Three little businessmen, ran to catch a train.
The salesman got there first, but strangely turned around again.
The lawyer shouted ‘stop!’ then ran on as the others paused.
The politician huffed and puffed, but there was no applause.
On entering the carriage, all the passengers aghast;
The salesman barged straight up the aisle, the lawyer then pushed past,
The politician coughed a spell then mopped his weary brow,
I sat there in a corner, watching, wondering, what now?
The salesman made a tired mum give up her seat and move,
The lawyer rudely staked a claim by crafty elbow’s shove,
The quiet politician, without a word sat down,
Then unpacked papers from his bag, enough to fill a town!
Three little businessmen, settled in to ride.
The salesman got straight on the phone, my word, but he was snide!
The lawyer chose to read a while, then unpacked not just book,
but torch and pen and bookmark to make sure we all would look.
The politician next to me had work to do, it seemed,
Yet as he sifted papers, I watched and thought I dreamed.
No laws was he a-reading, no bills, naught penned of State,
But letters to the editor, the Daily Mail of late.
Three little businessmen, caught the four-eighteen.
‘Tis truth, that which I tell you, though it may seem obscene.
The best-dressed in the carriage, the least well did behave,
As one by one they all did start to rant and then to rave.
The salesman’s telephones after a while had ceased to work.
He chose to vent his spleen at all and sundry, what a jerk!
The lawyer found their ticket was not quite the one they claimed –
Not valid on this service, nor even in their name!
The canny politician, avoided all the fuss,
By nipping to the lavatory when the inspector passed.
But such was his frustration, on coming back to find,
The trolley passed already, that his manners slipped his mind.
Three little businessmen, had a rotten trip.
The salesman made a fool of himself trying to act so slick –
He loved his voice so dearly that, despite his useless ‘phone,
He pitched his product to a youth – alas, if he’d but known!
The student studied chemistry, was quite a whizz in fact.
He knew about the product, and what’s more, that it was crap.
He told the salesman nicely, just why it didn’t help.
Oh my, was that poor salesman shocked by this young whelp!
The lawyer tried to argue with the manager of the train
To let her off her fare as she would not pay it again.
‘Though arguments may be your job’, the train attendant cried,
‘You’ll pay like all the rest of t’mob!’ – she did, for all her pride.

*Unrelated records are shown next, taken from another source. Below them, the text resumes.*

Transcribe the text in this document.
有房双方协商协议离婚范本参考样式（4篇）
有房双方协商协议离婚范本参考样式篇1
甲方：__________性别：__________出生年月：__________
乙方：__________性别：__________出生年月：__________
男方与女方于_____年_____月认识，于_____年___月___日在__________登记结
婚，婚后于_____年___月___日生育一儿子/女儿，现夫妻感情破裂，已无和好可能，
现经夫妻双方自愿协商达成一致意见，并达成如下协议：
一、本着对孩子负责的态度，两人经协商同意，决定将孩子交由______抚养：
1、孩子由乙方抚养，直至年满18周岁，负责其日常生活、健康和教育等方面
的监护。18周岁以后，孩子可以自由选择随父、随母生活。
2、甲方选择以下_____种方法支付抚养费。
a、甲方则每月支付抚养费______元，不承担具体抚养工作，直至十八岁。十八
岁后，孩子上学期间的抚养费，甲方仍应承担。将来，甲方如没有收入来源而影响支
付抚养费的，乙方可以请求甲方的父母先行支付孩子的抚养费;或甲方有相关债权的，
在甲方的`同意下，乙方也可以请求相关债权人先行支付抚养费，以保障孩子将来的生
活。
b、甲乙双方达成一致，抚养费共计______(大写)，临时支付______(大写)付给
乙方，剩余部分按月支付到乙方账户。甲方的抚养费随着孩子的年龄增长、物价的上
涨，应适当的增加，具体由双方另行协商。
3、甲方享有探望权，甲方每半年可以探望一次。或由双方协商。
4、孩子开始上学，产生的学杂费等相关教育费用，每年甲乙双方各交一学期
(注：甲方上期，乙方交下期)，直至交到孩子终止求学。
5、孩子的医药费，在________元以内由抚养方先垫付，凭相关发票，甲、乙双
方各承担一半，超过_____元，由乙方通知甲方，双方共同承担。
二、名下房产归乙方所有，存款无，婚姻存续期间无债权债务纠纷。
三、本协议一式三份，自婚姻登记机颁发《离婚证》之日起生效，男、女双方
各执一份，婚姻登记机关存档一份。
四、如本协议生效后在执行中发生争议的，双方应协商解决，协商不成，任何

The politician also, took a rather nasty fall –
For farting in a public train is hardly shame at all,
But blaming what you did upon another who did not,
Is like to get a politician in an awkward spot.
Three little businessmen, pride before a fall,
Might have learnt a lesson, but I fear have not at all,
For daily do I see them, each one on my train,
Try the same tricks over, and fail at them again.
(Based on actual events, any similarity to actual persons, living or dead, is entirely beside the point – you all ought to know better at your ages!)